A FAMILY owned business that has been running in York for decades is eyeing an extension on the edge of the city centre.

Barnitts has been in its Colliergate store since 1896, and is a well-known fixture on York’s retail scene, but now planning documents show the company is drawing up proposals for a new showroom, warehouse and click and collect centre in James Street.

Managing director Paul Thompson said they were not moving out of Colliergate, but expanding to offer a more modern and convenient way of shopping for people who want to click and collect, rather than head into town.

The James Street site is currently home to their warehouse, and they already have planning permission for more storage and a small showroom but have now changed their plans and want more retail space and less storage.

Mr Thompson said: “We are staying in Colliergate, this is an expansion for the purposes of click and collect, and for a furniture and lighting showroom with car parking.
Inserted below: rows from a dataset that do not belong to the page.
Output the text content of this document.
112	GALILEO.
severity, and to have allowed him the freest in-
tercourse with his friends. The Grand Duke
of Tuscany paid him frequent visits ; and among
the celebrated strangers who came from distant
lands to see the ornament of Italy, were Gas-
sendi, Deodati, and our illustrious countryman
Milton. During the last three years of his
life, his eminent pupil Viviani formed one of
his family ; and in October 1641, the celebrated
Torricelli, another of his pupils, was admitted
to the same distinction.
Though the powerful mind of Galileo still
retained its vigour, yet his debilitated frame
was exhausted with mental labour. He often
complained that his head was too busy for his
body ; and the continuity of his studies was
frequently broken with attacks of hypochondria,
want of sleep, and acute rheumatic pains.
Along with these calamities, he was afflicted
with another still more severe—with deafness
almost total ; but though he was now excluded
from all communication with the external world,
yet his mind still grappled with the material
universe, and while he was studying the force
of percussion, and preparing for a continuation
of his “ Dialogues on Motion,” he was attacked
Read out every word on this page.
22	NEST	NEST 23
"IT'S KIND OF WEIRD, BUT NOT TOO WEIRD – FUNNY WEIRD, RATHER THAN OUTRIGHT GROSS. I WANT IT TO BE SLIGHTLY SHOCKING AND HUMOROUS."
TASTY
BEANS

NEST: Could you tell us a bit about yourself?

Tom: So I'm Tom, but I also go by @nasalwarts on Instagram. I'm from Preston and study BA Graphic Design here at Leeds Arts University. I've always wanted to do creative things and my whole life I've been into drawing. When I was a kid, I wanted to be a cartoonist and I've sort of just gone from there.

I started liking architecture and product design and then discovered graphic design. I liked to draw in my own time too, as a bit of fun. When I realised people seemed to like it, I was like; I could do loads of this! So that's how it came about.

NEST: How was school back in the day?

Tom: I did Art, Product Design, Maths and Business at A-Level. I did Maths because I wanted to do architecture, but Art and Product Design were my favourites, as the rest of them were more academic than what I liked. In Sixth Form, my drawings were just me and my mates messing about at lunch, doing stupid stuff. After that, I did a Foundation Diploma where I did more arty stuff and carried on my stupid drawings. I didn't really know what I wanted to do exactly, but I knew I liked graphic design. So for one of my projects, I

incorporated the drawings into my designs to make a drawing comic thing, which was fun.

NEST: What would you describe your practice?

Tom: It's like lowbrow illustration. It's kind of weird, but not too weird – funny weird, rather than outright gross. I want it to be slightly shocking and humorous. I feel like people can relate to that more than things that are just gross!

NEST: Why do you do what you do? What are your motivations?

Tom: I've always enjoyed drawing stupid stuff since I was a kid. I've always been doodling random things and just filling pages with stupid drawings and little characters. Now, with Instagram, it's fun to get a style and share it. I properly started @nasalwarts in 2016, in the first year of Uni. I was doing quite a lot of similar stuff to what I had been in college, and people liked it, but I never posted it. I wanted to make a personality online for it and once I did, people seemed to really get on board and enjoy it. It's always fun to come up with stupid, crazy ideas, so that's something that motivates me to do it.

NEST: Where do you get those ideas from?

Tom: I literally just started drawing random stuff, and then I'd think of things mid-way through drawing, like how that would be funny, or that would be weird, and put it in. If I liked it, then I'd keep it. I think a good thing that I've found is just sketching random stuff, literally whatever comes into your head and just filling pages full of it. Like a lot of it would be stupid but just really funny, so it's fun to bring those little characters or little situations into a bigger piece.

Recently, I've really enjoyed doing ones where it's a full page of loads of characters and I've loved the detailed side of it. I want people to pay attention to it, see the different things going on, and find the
“We are not closing down in York city centre - far from it. We have changed over the last century, and we have to modernise and improve.”

The plans would see the buildings converted into a 7,000 sq ft home and garden shop with office and storage space on site as well.

The new site will create eight new full time jobs, the planning documents show, and have room for 19 customer parking spaces, and would also mean fewer large lorries heading into the city centre, Mr Thompson added, as deliveries would be made to the edge of town site before goods were transferred into Colliergate on Barnitts own smaller vehicles.

The plans now depend on City of York Council granting planning permission. If approved it will be around 18 to 24 months before the new site can open, as cataloguing Barnitts’ stock and setting up the online facilities for Click and Collect is carried out.

Last summer, Barnitts closed their Acomb store, saying that with the 25-year lease renewal due, the site was no longer viable.

At the time Mr Thompson said: “The dynamics have changed and the types of shops down there are not attracting the footfall.

"Twenty-five years ago Acomb was very busy. The way people shop has changed, people get their goods delivered, we have to change with it.”